This Friday, June 29th, we get to meet our birth mom!
Just thinking about it makes me excited, nervous, jittery, thankful, cautious, hesitant, and anxious...all at the same time. It reminds me of when we got to meet Kiir for the first time. We were super excited, but all we had to go off of was 1 picture, a paragraph, and a very short homemade video about him. We knew God was calling us to be his parents, but he could meet us and think "who are these crazy young white people" and say no. But that's not what God had planned, now was it :)
I remember sitting down with Kiir that very first time we met (and his caseworker and our caseworker and his foster dad) and trying to get to know each other. It was just flat out weird! We were all nervous and excited, but the amazing thing is to look back and see the undertones of God working in all of it. We found out later that Kiir was testing God by saying yes he wanted parents because he didn't think it would happen. God was drawing Kiir to Him before we ever met Kiir, but used us to help! God was working through us to open the eyes of our family toward adoption because He knew that was how our family was going to grow in the long run! God was calling Kelly and I to be fully committed to Him and His will for our lives even though most people were calling us crazy, drawing us into a more intimate relationship with Him!

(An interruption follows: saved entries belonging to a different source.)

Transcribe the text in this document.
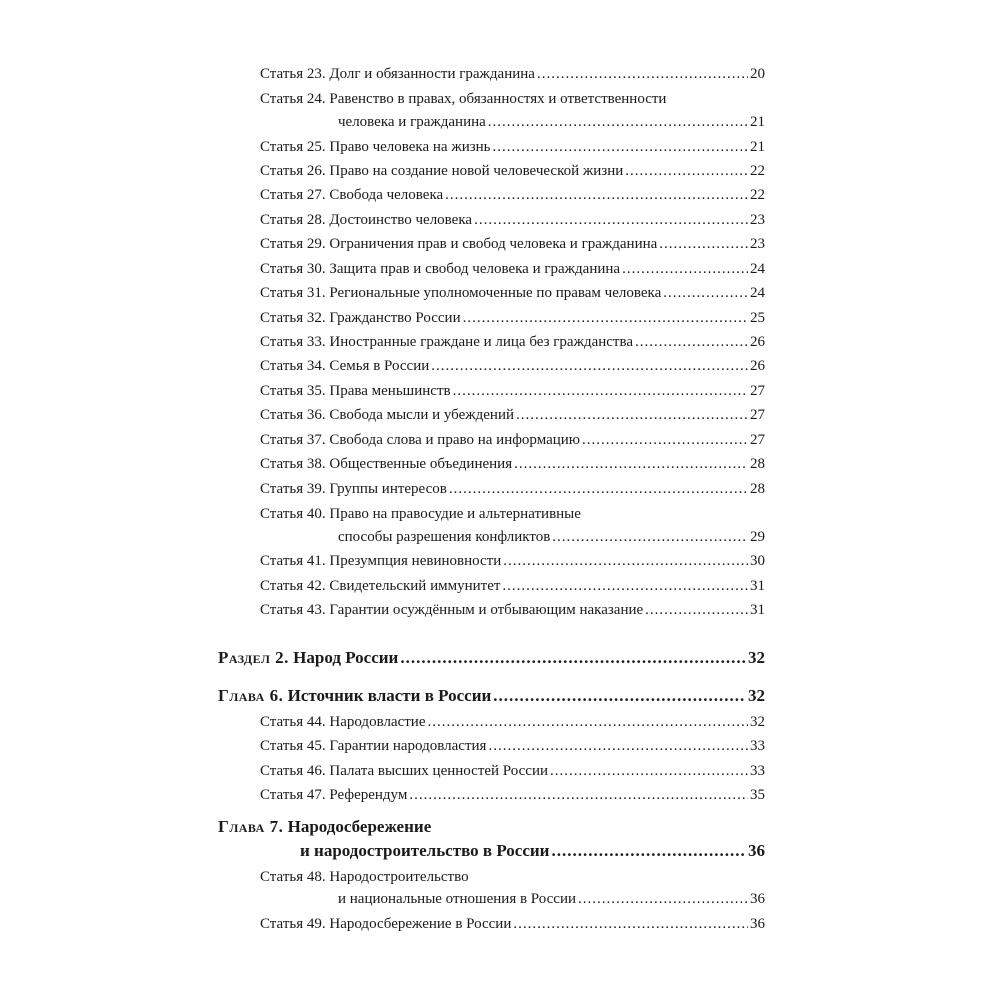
Статья 23. Долг и обязанности гражданина .....	20
Статья 24. Равенство в правах, обязанностях и ответственности
человека и гражданина .....	21
Статья 25. Право человека на жизнь .....	21
Статья 26. Право на создание новой человеческой жизни .....	22
Статья 27. Свобода человека .....	22
Статья 28. Достоинство человека .....	23
Статья 29. Ограничения прав и свобод человека и гражданина .....	23
Статья 30. Защита прав и свобод человека и гражданина .....	24
Статья 31. Региональные уполномоченные по правам человека .....	24
Статья 32. Гражданство России .....	25
Статья 33. Иностранные граждане и лица без гражданства .....	26
Статья 34. Семья в России .....	26
Статья 35. Права меньшинств .....	27
Статья 36. Свобода мысли и убеждений .....	27
Статья 37. Свобода слова и право на информацию .....	27
Статья 38. Общественные объединения .....	28
Статья 39. Группы интересов .....	28
Статья 40. Право на правосудие и альтернативные
способы разрешения конфликтов .....	29
Статья 41. Презумпция невиновности .....	30
Статья 42. Свидетельский иммунитет .....	31
Статья 43. Гарантии осуждённым и отбывающим наказание .....	31
Раздел 2. Народ России .....	32
Глава 6. Источник власти в России .....	32
Статья 44. Народовластие .....	32
Статья 45. Гарантии народовластия .....	33
Статья 46. Палата высших ценностей России .....	33
Статья 47. Референдум .....	35
Глава 7. Народосбережение
и народостроительство в России .....	36
Статья 48. Народостроительство
и национальные отношения в России .....	36
Статья 49. Народосбережение в России .....	36
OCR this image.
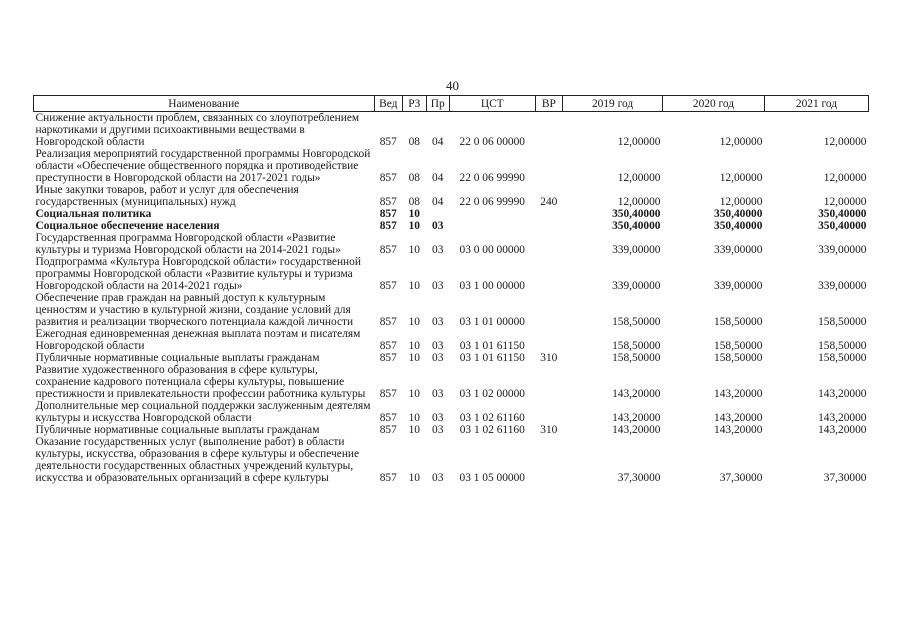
40
Наименование	Вед	РЗ	Пр	ЦСТ	ВР	2019 год	2020 год	2021 год
Снижение актуальности проблем, связанных со злоупотреблением наркотиками и другими психоактивными веществами в Новгородской области	857	08	04	22 0 06 00000		12,00000	12,00000	12,00000
Реализация мероприятий государственной программы Новгородской области «Обеспечение общественного порядка и противодействие преступности в Новгородской области на 2017-2021 годы»	857	08	04	22 0 06 99990		12,00000	12,00000	12,00000
Иные закупки товаров, работ и услуг для обеспечения государственных (муниципальных) нужд	857	08	04	22 0 06 99990	240	12,00000	12,00000	12,00000
Социальная политика	857	10				350,40000	350,40000	350,40000
Социальное обеспечение населения	857	10	03			350,40000	350,40000	350,40000
Государственная программа Новгородской области «Развитие культуры и туризма Новгородской области на 2014-2021 годы»	857	10	03	03 0 00 00000		339,00000	339,00000	339,00000
Подпрограмма «Культура Новгородской области» государственной программы Новгородской области «Развитие культуры и туризма Новгородской области на 2014-2021 годы»	857	10	03	03 1 00 00000		339,00000	339,00000	339,00000
Обеспечение прав граждан на равный доступ к культурным ценностям и участию в культурной жизни, создание условий для развития и реализации творческого потенциала каждой личности	857	10	03	03 1 01 00000		158,50000	158,50000	158,50000
Ежегодная единовременная денежная выплата поэтам и писателям Новгородской области	857	10	03	03 1 01 61150		158,50000	158,50000	158,50000
Публичные нормативные социальные выплаты гражданам	857	10	03	03 1 01 61150	310	158,50000	158,50000	158,50000
Развитие художественного образования в сфере культуры, сохранение кадрового потенциала сферы культуры, повышение престижности и привлекательности профессии работника культуры	857	10	03	03 1 02 00000		143,20000	143,20000	143,20000
Дополнительные мер социальной поддержки заслуженным деятелям культуры и искусства Новгородской области	857	10	03	03 1 02 61160		143,20000	143,20000	143,20000
Публичные нормативные социальные выплаты гражданам	857	10	03	03 1 02 61160	310	143,20000	143,20000	143,20000
Оказание государственных услуг (выполнение работ) в области культуры, искусства, образования в сфере культуры и обеспечение деятельности государственных областных учреждений культуры, искусства и образовательных организаций в сфере культуры	857	10	03	03 1 05 00000		37,30000	37,30000	37,30000
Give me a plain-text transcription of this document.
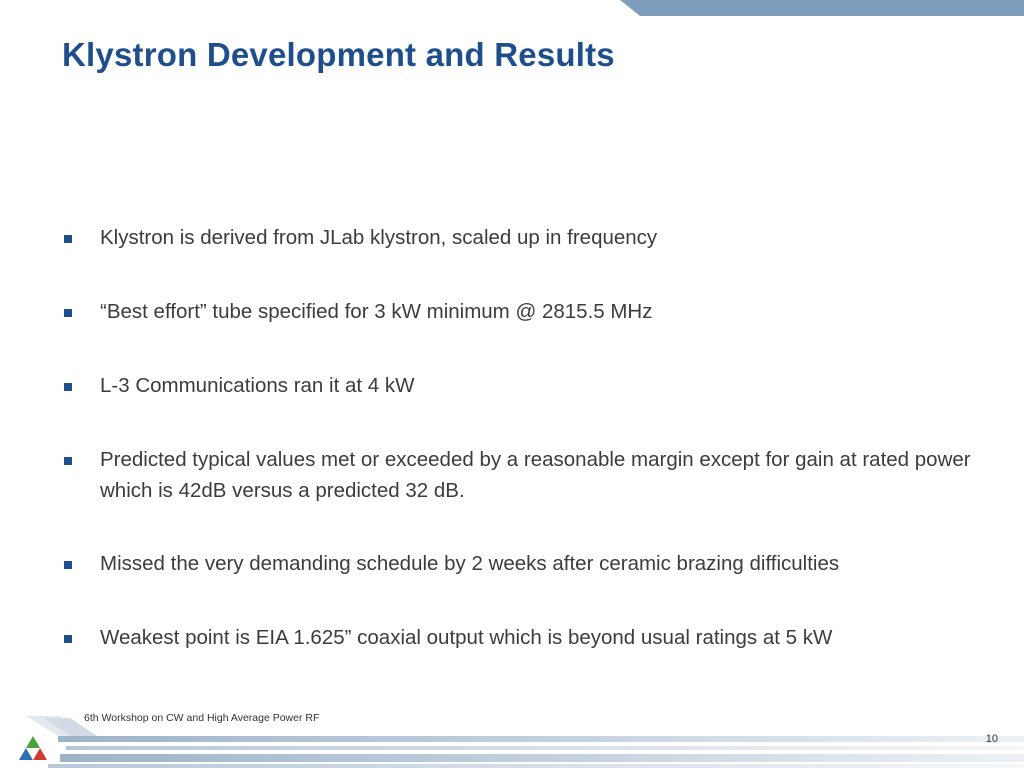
Klystron Development and Results
Klystron is derived from JLab klystron, scaled up in frequency
“Best effort” tube specified for 3 kW minimum @ 2815.5 MHz
L-3 Communications ran it at 4 kW
Predicted typical values met or exceeded by a reasonable margin except for gain at rated power which is 42dB versus a predicted 32 dB.
Missed the very demanding schedule by 2 weeks after ceramic brazing difficulties
Weakest point is EIA 1.625” coaxial output which is beyond usual ratings at 5 kW
6th Workshop on CW and High Average Power RF
10
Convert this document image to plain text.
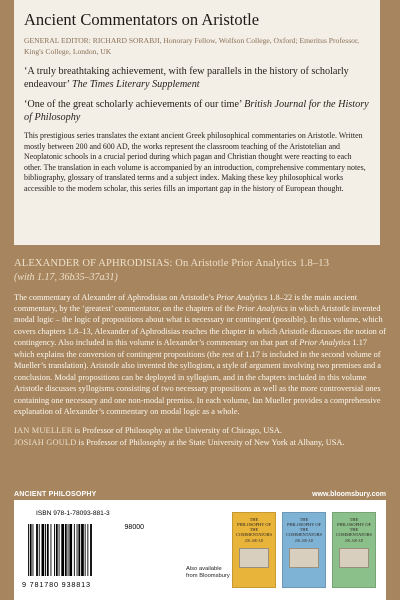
Ancient Commentators on Aristotle
GENERAL EDITOR: RICHARD SORABJI, Honorary Fellow, Wolfson College, Oxford; Emeritus Professor, King's College, London, UK
‘A truly breathtaking achievement, with few parallels in the history of scholarly endeavour’ The Times Literary Supplement
‘One of the great scholarly achievements of our time’ British Journal for the History of Philosophy
This prestigious series translates the extant ancient Greek philosophical commentaries on Aristotle. Written mostly between 200 and 600 AD, the works represent the classroom teaching of the Aristotelian and Neoplatonic schools in a crucial period during which pagan and Christian thought were reacting to each other. The translation in each volume is accompanied by an introduction, comprehensive commentary notes, bibliography, glossary of translated terms and a subject index. Making these key philosophical works accessible to the modern scholar, this series fills an important gap in the history of European thought.
ALEXANDER OF APHRODISIAS: On Aristotle Prior Analytics 1.8–13
(with 1.17, 36b35–37a31)
The commentary of Alexander of Aphrodisias on Aristotle’s Prior Analytics 1.8–22 is the main ancient commentary, by the ‘greatest’ commentator, on the chapters of the Prior Analytics in which Aristotle invented modal logic – the logic of propositions about what is necessary or contingent (possible). In this volume, which covers chapters 1.8–13, Alexander of Aphrodisias reaches the chapter in which Aristotle discusses the notion of contingency. Also included in this volume is Alexander’s commentary on that part of Prior Analytics 1.17 which explains the conversion of contingent propositions (the rest of 1.17 is included in the second volume of Mueller’s translation). Aristotle also invented the syllogism, a style of argument involving two premises and a conclusion. Modal propositions can be deployed in syllogism, and in the chapters included in this volume Aristotle discusses syllogisms consisting of two necessary propositions as well as the more controversial ones containing one necessary and one non-modal premiss. In each volume, Ian Mueller provides a comprehensive explanation of Alexander’s commentary on modal logic as a whole.
IAN MUELLER is Professor of Philosophy at the University of Chicago, USA.
JOSIAH GOULD is Professor of Philosophy at the State University of New York at Albany, USA.
ANCIENT PHILOSOPHY	www.bloomsbury.com
ISBN 978-1-78093-881-3
98000
9 781780 938813
Also available
from Bloomsbury
THE PHILOSOPHY OF THE COMMENTATORS
200–600 AD
THE PHILOSOPHY OF THE COMMENTATORS
200–600 AD
THE PHILOSOPHY OF THE COMMENTATORS
200–600 AD
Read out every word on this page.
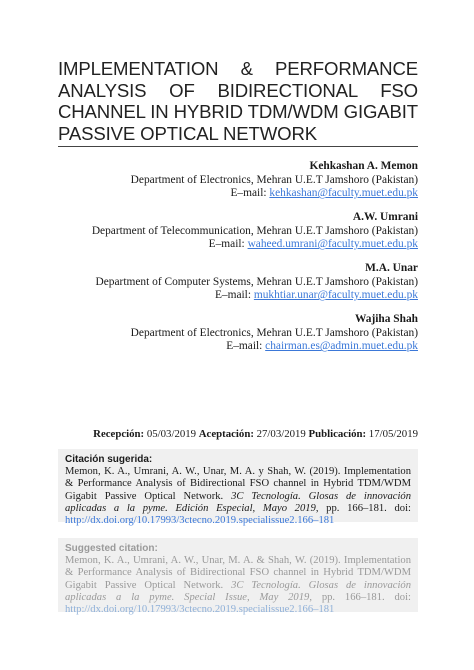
IMPLEMENTATION & PERFORMANCE
ANALYSIS OF BIDIRECTIONAL FSO
CHANNEL IN HYBRID TDM/WDM GIGABIT
PASSIVE OPTICAL NETWORK
Kehkashan A. Memon
Department of Electronics, Mehran U.E.T Jamshoro (Pakistan)
E–mail: kehkashan@faculty.muet.edu.pk
A.W. Umrani
Department of Telecommunication, Mehran U.E.T Jamshoro (Pakistan)
E–mail: waheed.umrani@faculty.muet.edu.pk
M.A. Unar
Department of Computer Systems, Mehran U.E.T Jamshoro (Pakistan)
E–mail: mukhtiar.unar@faculty.muet.edu.pk
Wajiha Shah
Department of Electronics, Mehran U.E.T Jamshoro (Pakistan)
E–mail: chairman.es@admin.muet.edu.pk
Recepción: 05/03/2019 Aceptación: 27/03/2019 Publicación: 17/05/2019
Citación sugerida:
Memon, K. A., Umrani, A. W., Unar, M. A. y Shah, W. (2019). Implementation & Performance Analysis of Bidirectional FSO channel in Hybrid TDM/WDM Gigabit Passive Optical Network. 3C Tecnología. Glosas de innovación aplicadas a la pyme. Edición Especial, Mayo 2019, pp. 166–181. doi: http://dx.doi.org/10.17993/3ctecno.2019.specialissue2.166–181
Suggested citation:
Memon, K. A., Umrani, A. W., Unar, M. A. & Shah, W. (2019). Implementation & Performance Analysis of Bidirectional FSO channel in Hybrid TDM/WDM Gigabit Passive Optical Network. 3C Tecnología. Glosas de innovación aplicadas a la pyme. Special Issue, May 2019, pp. 166–181. doi: http://dx.doi.org/10.17993/3ctecno.2019.specialissue2.166–181
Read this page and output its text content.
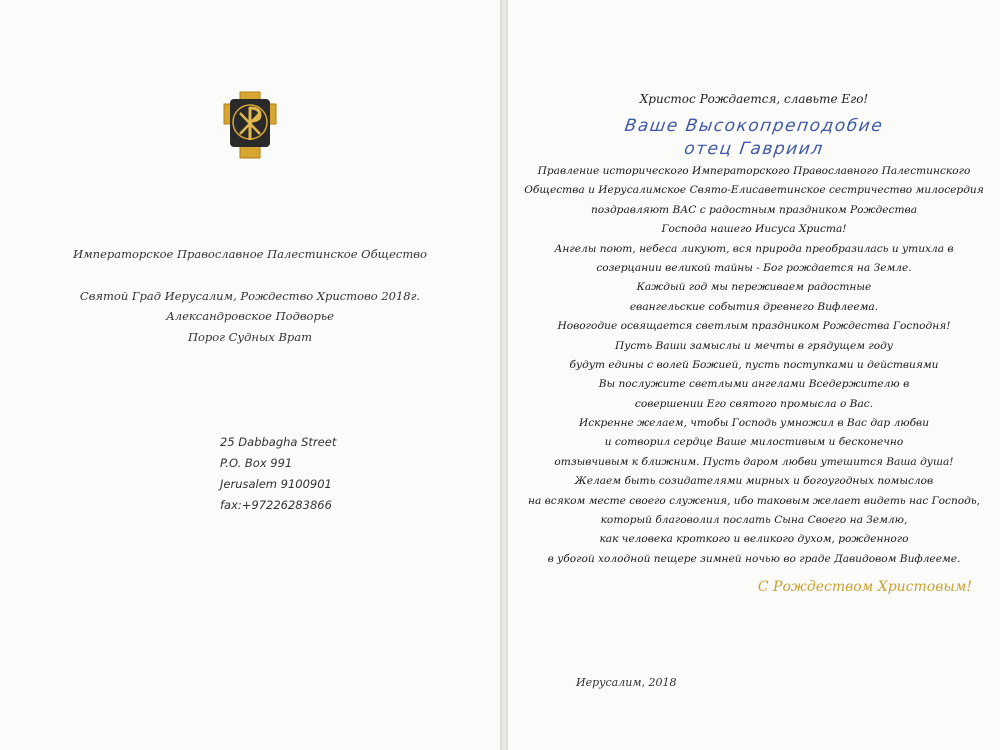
Императорское Православное Палестинское Общество
Святой Град Иерусалим, Рождество Христово 2018г.
Александровское Подворье
Порог Судных Врат
25 Dabbagha Street
P.O. Box 991
Jerusalem 9100901
fax:+97226283866
Христос Рождается, славьте Его!
Ваше Высокопреподобие
отец Гавриил
Правление исторического Императорского Православного Палестинского
Общества и Иерусалимское Свято-Елисаветинское сестричество милосердия
поздравляют ВАС с радостным праздником Рождества
Господа нашего Иисуса Христа!
Ангелы поют, небеса ликуют, вся природа преобразилась и утихла в
созерцании великой тайны - Бог рождается на Земле.
Каждый год мы переживаем радостные
евангельские события древнего Вифлеема.
Новогодие освящается светлым праздником Рождества Господня!
Пусть Ваши замыслы и мечты в грядущем году
будут едины с волей Божией, пусть поступками и действиями
Вы послужите светлыми ангелами Вседержителю в
совершении Его святого промысла о Вас.
Искренне желаем, чтобы Господь умножил в Вас дар любви
и сотворил сердце Ваше милостивым и бесконечно
отзывчивым к ближним. Пусть даром любви утешится Ваша душа!
Желаем быть созидателями мирных и богоугодных помыслов
на всяком месте своего служения, ибо таковым желает видеть нас Господь,
который благоволил послать Сына Своего на Землю,
как человека кроткого и великого духом, рожденного
в убогой холодной пещере зимней ночью во граде Давидовом Вифлееме.
С Рождеством Христовым!
Иерусалим, 2018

So as we prepare for meeting the birth mom of our future child I sit here wondering what God is doing behind the scenes again. How will this story unfold that we can see Him working in all of the angles? What is His plan?
I don't know the answers to any of those questions and therefore, I go back to my above mentioned emotions: excited, nervous, jittery, thankful, cautious, hesitant, and anxious. But why? Why should I feel anything except excitement to see HIM work? Why am I so fearful of pain when pain just draws me closer to HIM? Why can't I just trust in Him, knowing He has gone before me to prepare this path? Oh yea, I'm human...a fallen, sinful, imperfect human. But by Grace I have been saved and through Grace I can trust in Him!
So I have decided I am going to excitedly approach this meeting knowing that God is in full control and that I can find rest, peace and assurance in His plan for our life. He is always working in more ways that I can ever imagine. I look forward to the day when I can find out all of the reasons He just wanted me to trust and obey. Now that will be a sweet day!
Stay tuned...I will definitely let you know how Friday goes! :)
Until then, please pray that we will continue to trust in His path before us and excitedly anticipate the birth of our child...whenever that might be!